Borong, Okebajo.com – Sejumlah warga Desa Satar Punda Barat, Kecamatan Lamba Leda Utara, Kabupaten Manggarai Timur, NTT, resah dengan kebijakan pemerintah desa setempat.
Keresahan itu muncul, usai pihak pemerintah desa bersama ketua RT salah satu wilayah desa itu bersepakat secara sepihak perihal pungutan sejumlah uang kepada warganya.
Dasar uang pungutan itu disepakati, dengan dalil sebagai biaya administrasi proses pengurusan sertifikat atau prona tanah yang dihadiri oleh pihak Badan Pertahanan Nasional (BPN) Manggarai Timur.
“Saat itu kami tidak tahu seperti apa aturan (pengurusan sertifikat tanah, red) republik ini karena kepala RT mendatangi kami untuk minta fotocopy KTP dan biaya administrasi.
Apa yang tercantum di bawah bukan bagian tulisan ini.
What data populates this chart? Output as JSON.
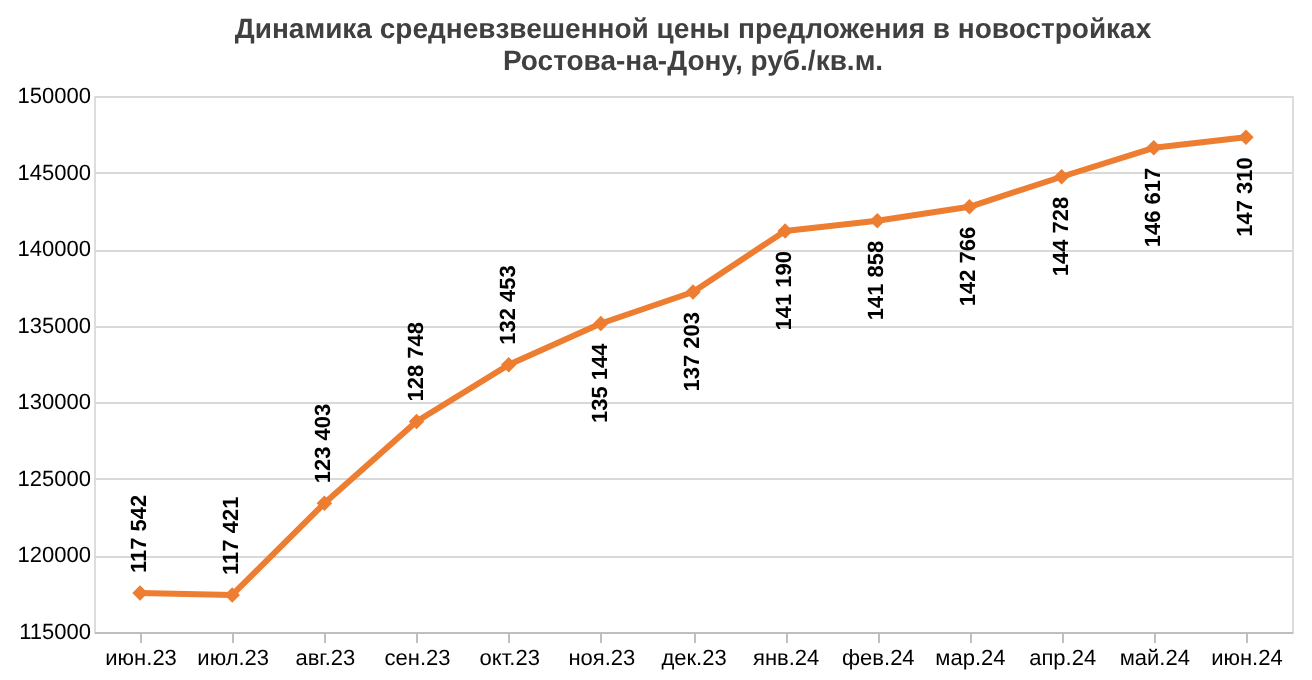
{
  "chart_data": {
    "type": "line",
    "title": [
      "Динамика средневзвешенной цены предложения в новостройках",
      "Ростова-на-Дону, руб./кв.м."
    ],
    "categories": [
      "июн.23",
      "июл.23",
      "авг.23",
      "сен.23",
      "окт.23",
      "ноя.23",
      "дек.23",
      "янв.24",
      "фев.24",
      "мар.24",
      "апр.24",
      "май.24",
      "июн.24"
    ],
    "series": [
      {
        "color": "#ed7d31",
        "values": [
          117542,
          117421,
          123403,
          128748,
          132453,
          135144,
          137203,
          141190,
          141858,
          142766,
          144728,
          146617,
          147310
        ],
        "value_labels": [
          "117 542",
          "117 421",
          "123 403",
          "128 748",
          "132 453",
          "135 144",
          "137 203",
          "141 190",
          "141 858",
          "142 766",
          "144 728",
          "146 617",
          "147 310"
        ]
      }
    ],
    "ylim": [
      115000,
      150000
    ],
    "yticks": [
      115000,
      120000,
      125000,
      130000,
      135000,
      140000,
      145000,
      150000
    ],
    "grid": "y",
    "marker": "diamond",
    "line_style": "solid"
  }
}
Kami kasih saja, karena kami tidak tahu aturan”, aku salah seorang warga pengurus sertifikat tanah asal RT 01, Dusun Watu Hedok, Desa Satar Punda Barat, Kecamatan Lamba Leda Utara, Kabupaten Manggarai Timur, yang enggan disebutkan namanya kepada wartawan, Kamis (23/3).
Dikisahkan warga itu, mulanya pungutan biaya administrasi tersebut diminta ketika pada Desember 2022 lalu, ketua RT 01 bernama Siprianus Savino mendatangi warga dua RT untuk meminta fotocopy KTP sekaligus biaya administrasi sebesar Rp50.000 per warga sasaran.
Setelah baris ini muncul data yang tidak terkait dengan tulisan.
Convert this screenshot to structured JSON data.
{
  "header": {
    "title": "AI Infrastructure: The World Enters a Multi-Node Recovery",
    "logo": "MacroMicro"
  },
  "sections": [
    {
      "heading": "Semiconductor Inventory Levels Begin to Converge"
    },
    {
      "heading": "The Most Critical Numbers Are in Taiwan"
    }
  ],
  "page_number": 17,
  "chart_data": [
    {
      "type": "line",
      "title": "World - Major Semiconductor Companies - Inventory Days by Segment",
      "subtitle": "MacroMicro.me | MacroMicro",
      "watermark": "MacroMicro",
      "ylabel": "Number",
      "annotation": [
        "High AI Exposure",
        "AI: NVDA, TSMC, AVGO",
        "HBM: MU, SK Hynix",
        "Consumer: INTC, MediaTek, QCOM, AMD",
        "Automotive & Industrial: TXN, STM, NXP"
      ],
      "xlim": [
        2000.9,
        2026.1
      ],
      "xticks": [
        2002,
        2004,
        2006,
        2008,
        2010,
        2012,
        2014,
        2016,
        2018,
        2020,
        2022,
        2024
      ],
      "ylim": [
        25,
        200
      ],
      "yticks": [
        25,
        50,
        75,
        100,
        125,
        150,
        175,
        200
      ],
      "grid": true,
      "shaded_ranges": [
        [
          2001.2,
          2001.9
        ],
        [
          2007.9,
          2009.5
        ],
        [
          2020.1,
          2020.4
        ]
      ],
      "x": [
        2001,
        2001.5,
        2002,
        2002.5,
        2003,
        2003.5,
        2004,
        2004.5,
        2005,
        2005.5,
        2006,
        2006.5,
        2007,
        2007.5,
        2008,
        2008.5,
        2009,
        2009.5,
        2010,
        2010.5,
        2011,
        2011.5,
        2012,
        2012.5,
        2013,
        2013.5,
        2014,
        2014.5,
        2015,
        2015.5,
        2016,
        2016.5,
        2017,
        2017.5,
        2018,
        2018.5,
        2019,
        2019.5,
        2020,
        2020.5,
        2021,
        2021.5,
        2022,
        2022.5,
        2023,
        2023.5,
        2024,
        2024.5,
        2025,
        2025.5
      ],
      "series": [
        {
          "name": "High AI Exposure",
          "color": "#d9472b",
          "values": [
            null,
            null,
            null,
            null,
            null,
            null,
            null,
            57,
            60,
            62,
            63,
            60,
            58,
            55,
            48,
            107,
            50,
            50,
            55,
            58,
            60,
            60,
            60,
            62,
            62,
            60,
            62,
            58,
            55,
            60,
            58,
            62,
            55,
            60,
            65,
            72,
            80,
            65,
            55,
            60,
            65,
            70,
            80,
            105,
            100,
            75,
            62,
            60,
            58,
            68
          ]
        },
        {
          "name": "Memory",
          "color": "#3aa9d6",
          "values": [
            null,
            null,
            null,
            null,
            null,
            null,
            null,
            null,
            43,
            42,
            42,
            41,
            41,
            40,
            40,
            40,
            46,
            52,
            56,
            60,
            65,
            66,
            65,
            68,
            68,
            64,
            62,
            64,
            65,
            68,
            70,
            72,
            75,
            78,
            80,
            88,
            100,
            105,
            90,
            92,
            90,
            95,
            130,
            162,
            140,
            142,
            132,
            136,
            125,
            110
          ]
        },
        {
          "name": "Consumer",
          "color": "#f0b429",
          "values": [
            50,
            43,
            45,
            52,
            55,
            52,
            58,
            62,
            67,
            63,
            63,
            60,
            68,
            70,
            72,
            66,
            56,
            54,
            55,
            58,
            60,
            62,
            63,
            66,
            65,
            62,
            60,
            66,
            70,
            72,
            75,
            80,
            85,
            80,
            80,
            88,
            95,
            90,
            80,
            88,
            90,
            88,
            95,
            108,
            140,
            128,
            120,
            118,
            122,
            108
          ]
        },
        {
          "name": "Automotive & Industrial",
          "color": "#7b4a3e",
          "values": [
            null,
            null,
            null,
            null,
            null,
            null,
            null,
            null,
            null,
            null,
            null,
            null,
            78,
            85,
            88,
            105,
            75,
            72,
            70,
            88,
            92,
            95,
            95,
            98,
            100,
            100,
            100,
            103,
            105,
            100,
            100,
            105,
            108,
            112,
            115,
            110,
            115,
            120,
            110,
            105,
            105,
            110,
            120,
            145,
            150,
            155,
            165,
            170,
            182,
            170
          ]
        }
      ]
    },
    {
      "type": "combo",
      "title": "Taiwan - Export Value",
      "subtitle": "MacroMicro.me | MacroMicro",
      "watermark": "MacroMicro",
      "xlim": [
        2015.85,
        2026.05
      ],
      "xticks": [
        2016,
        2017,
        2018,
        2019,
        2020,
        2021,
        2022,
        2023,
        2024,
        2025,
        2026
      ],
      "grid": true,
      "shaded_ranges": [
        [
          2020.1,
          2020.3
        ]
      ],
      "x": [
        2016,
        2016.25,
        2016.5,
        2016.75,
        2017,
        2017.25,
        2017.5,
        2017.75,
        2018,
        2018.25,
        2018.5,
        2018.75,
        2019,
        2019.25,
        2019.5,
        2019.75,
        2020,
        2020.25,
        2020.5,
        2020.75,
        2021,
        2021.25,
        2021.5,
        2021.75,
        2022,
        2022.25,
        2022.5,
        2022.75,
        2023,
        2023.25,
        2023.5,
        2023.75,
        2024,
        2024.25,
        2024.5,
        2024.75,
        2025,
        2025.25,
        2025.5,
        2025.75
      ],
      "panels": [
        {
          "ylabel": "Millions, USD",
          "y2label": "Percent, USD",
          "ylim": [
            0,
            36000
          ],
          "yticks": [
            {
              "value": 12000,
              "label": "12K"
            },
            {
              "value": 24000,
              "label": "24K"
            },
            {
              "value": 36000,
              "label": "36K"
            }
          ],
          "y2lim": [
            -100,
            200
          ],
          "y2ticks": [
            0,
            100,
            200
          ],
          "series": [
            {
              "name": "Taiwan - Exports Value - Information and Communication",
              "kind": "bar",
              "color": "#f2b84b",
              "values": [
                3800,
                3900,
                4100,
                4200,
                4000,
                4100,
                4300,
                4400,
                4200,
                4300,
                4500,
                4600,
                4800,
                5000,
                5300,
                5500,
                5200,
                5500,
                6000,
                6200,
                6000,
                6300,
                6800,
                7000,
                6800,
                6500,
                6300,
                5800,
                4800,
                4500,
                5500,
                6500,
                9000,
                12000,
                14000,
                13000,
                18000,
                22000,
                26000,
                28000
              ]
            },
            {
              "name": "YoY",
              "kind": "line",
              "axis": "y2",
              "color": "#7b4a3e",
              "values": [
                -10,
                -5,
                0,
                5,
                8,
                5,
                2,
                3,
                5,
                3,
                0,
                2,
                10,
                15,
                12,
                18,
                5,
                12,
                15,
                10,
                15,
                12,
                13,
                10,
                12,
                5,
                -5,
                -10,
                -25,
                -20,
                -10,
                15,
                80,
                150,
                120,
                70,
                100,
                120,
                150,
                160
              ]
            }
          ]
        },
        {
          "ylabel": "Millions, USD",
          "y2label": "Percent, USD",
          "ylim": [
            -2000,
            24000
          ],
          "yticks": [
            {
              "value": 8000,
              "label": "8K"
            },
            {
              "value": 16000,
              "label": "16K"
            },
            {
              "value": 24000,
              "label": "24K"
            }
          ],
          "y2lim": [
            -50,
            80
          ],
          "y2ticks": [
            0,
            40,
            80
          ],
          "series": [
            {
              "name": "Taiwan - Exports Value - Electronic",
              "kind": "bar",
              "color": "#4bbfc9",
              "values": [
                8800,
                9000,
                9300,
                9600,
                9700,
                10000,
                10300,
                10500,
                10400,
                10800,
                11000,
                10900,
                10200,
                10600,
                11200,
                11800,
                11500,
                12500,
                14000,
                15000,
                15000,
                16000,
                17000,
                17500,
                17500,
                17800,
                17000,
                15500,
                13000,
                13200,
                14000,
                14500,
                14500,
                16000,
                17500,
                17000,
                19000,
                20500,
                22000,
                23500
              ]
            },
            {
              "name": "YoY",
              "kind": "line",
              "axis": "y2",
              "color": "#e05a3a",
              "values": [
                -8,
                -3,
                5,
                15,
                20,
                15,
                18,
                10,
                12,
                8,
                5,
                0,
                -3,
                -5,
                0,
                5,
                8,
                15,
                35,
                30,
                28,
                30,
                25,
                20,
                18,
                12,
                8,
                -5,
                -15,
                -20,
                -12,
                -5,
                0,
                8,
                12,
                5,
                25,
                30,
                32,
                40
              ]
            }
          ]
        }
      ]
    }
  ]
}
Berdasarkan keterangan ketua RT tersebut, uang pungutan itu merupakan uang administrasi untuk memfasilitasi para petugas saat proses pengurusan tanah.
“Uang administrasi yang diminta RT itu katanya untuk konsumsi mereka yang mengurusi itu”, ujarnya.
Namun belakangan, warga mulai memperoleh informasi bahwa kepengurusan sertifikat tanah untuk masyarakat miskin berlaku gratis.
Selain itu, warga bersangkutan juga telah mendapatkan informasi bahwa pihak pemerintah desa telah mengembalikan uang administrasi milik warga dusun lainnya di desa mereka.
“Kami mulai sadar setelah ada informasi uang warga di dusun lain dikembalikam lagi. Berarti gratis urusan sertifikat ini. Bagaimana dengan uang kami, kenapa kami punya tidak dikembalikan? tanyanya.
Lantas, mereka mulai menyadari jika kepengurusan sertifikat atau prona tanah itu berlaku gratis untuk warga miskin. Hal itu lalu membuat mereka berang dan meminta agar pemerintah desa segera mengembalikan uang mereka yang dipungut ketua RT.
Savio Diperintahkan Aparat Desa Menagih Pungutan ke Warga
Ketua RT 01, Siprianus Savio, saat diwawancarai media di kediamannya membenarkan jika warga RT-nya dipungut Rp50.000 untuk mengurus sertifikat tanah bagian pekarangan rumah.
Pungutan itu, kata Savio, atas dasar kesepakatan bersama dari pemerintah desa. Tujuannya, lanjut dia, untuk biaya akomodasi para petugas yang terlibat selama kegiatan tersebut.
“Kemarin saya memang tidak turun ke bawah (ikut bersepakat dengan pemerintah desa,red). Tetapi setelah saya telusuri terkait dengan pungutan itu, bukan berarti bayar, istilahnya kami spontanitas saja sebagai masyarakat dan kami merasakan bahwa ini untuk kami sehingga meringankan urusan kedepan terkait prona tanah ini”, kata Savio.
Namun, ketika digali wartawan terkait dasar pertimbangan pihaknya menentukan besaran pungutan yang disepakati, Savio mengakui angka pungutan itu merupakan hasil kesepakatan dari para aparat desa bersama masyarakat.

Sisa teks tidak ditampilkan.